# New to FFA and need help



## Randy_Wykle (Mar 6, 2013)

I'm new at this just joined FFA at school and I love animals. I'm going to be showing my school's goat but hope to have my own soon. My name is randy and the goat I'm showing is from what I know she is a Nubian Dairy goat and she is two years old, born on 2/4/2011 I hope I do well and if you have tips I would love to hear them because I'm showing at Umatila in Florida on the 16th which is Saturday I think


----------



## Randy_Wykle (Mar 6, 2013)

Also I'm going in as a senior at 15 years old I'm kinda nervous because my goat doesn't want to walk when I try to practice.


----------



## caprine crazy (Jun 12, 2012)

Just keep working with her everyday. Is this for a showmanship class?


----------



## Randy_Wykle (Mar 6, 2013)

If you mean class as in school then no. But like I said I'm new so I might have misunderstood you. Basically my chapter and I are going to a show called "Umatilla" I think it's just showmanship but I might be mistaken. And I tried some other techniques I saw on the forum and she is a little bit better but she still wants to thrash and yell and try to slip her showing choker off.


----------



## goatgirl132 (Oct 18, 2012)

Talk to emilieanne she's in florda so she might know what your talking about.
And she shows dairy breeds

But like what is said keep working you can't rush it. To be truthfully she probs won't be ready with such short notice. 
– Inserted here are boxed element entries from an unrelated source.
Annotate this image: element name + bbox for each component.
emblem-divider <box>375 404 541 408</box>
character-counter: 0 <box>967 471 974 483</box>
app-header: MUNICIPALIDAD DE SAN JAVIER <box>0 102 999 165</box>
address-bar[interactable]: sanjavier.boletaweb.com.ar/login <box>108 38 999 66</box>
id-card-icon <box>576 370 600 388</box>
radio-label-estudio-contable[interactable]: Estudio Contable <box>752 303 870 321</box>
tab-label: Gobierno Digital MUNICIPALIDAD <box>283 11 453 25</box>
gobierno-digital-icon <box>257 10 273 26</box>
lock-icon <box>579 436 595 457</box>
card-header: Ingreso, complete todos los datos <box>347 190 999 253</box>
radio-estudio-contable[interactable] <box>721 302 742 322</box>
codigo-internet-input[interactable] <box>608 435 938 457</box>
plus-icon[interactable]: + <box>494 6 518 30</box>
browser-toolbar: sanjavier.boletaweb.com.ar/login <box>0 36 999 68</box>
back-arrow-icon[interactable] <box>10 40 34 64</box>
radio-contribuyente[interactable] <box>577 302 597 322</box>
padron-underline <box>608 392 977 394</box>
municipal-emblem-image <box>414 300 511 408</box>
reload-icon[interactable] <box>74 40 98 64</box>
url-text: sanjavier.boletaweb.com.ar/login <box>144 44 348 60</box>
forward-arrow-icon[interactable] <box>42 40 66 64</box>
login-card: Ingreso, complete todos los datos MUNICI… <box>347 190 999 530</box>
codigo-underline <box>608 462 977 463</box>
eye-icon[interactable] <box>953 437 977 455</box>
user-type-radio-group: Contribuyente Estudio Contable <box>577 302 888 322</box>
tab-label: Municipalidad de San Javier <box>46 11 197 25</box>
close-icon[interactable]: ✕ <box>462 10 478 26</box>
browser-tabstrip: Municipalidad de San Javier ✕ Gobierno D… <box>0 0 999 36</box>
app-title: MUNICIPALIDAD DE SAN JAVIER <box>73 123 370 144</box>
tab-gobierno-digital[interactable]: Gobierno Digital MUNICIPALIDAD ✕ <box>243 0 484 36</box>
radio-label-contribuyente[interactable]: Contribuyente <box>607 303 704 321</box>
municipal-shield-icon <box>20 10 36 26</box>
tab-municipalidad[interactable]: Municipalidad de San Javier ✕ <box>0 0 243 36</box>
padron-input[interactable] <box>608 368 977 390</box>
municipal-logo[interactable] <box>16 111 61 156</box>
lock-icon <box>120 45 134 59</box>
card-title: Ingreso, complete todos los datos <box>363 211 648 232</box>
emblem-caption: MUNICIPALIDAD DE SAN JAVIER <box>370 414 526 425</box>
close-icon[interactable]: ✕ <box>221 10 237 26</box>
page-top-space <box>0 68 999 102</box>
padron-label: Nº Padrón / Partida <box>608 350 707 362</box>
And what kind if show class
Shown ship is a show class you have Jr intermediate and Sr you get no money from it usually only a ribbon.


----------



## Randy_Wykle (Mar 6, 2013)

I'm going in my first time as senior because I'm 15. Also the goat has shown before its just she doesn't ever want to practice with me. I know I'm probably gunna look like a fool up there when I'm being judged because I don't know what to expect I mean I have seen people show before but I don't think it was showmanship. It was at the state fair and I wasn't even showing I was just a helping hand taking care of the goat's.


----------



## goatgirl132 (Oct 18, 2012)

I bet your doing shown ship but i can't tell you for shure.
Just practice practice practice when she pulls back/stops have someone pull her tail when she runs/pull fwd spray her face with water


----------



## emilieanne (Oct 15, 2012)

goatgirl132 said:


> Talk to emilieanne she's in florda so she might know what your talking about.
> And she shows dairy breeds
> 
> But like what is said keep working you can't rush it. To be truthfully she probs won't be ready with such short notice.
> ...


I'm gunna type this fast so I can maybe try an get into this show, but yeah I met him at my last show at state, lol I've been messaging him, don't worry!(; thanks fr tellin him though!;P haha


----------



## emilieanne (Oct 15, 2012)

Oh, randy, or mini Bigfoot, do NOT practice with your show chain, it just don't work. Run her around the barn before you show like I did so she'll be worn out N calm in the show ring.


----------



## Randy_Wykle (Mar 6, 2013)

I will if Mr. Herington will let me


----------



## emilieanne (Oct 15, 2012)

Randy_Wykle said:


> I will if Mr. Herington will let me


Who cares! It's just the barn.... Lol 
By the way, my baby girl that I said had 3, had 3 two weeks ago today. I was there for it, they poped out into my lap


----------



## Randy_Wykle (Mar 6, 2013)

Awwwww. That's sound so awesome I can't wait to get my own goat.


----------



## emilieanne (Oct 15, 2012)

Randy_Wykle said:


> Awwwww. That's sound so awesome I can't wait to get my own goat.


Shoulda got one from that lady at the fair!(; haha I have one pregnant actually (not registered) that will be for sale.. 
Then I know where some are registered for sale.


----------



## Randy_Wykle (Mar 6, 2013)

Well I am going to be buying a Nubian I might buy a boy from Mr. Herington he is going to sell me one of his three baby boys who are already not drinking milk anymore for 150$


----------



## goatgirl132 (Oct 18, 2012)

emilieanne said:


> I'm gunna type this fast so I can maybe try an get into this show, but yeah I met him at my last show at state, lol I've been messaging him, don't worry!(; thanks fr tellin him though!;P haha


Well than be a know who all 
Lol just joking


----------



## emilieanne (Oct 15, 2012)

goatgirl132 said:


> Well than be a know who all
> Lol just joking


Lmao yeah.. 
So news everyone!! 
Im allowed to register the day of the show for 20$! Time to talk to Moma!


----------



## Randy_Wykle (Mar 6, 2013)

Nice seems like we might meet again.


----------



## emilieanne (Oct 15, 2012)

Randy_Wykle said:


> Nice seems like we might meet again.


Maybe! Lol, still gotta talk to my mom. Ill do that today.


----------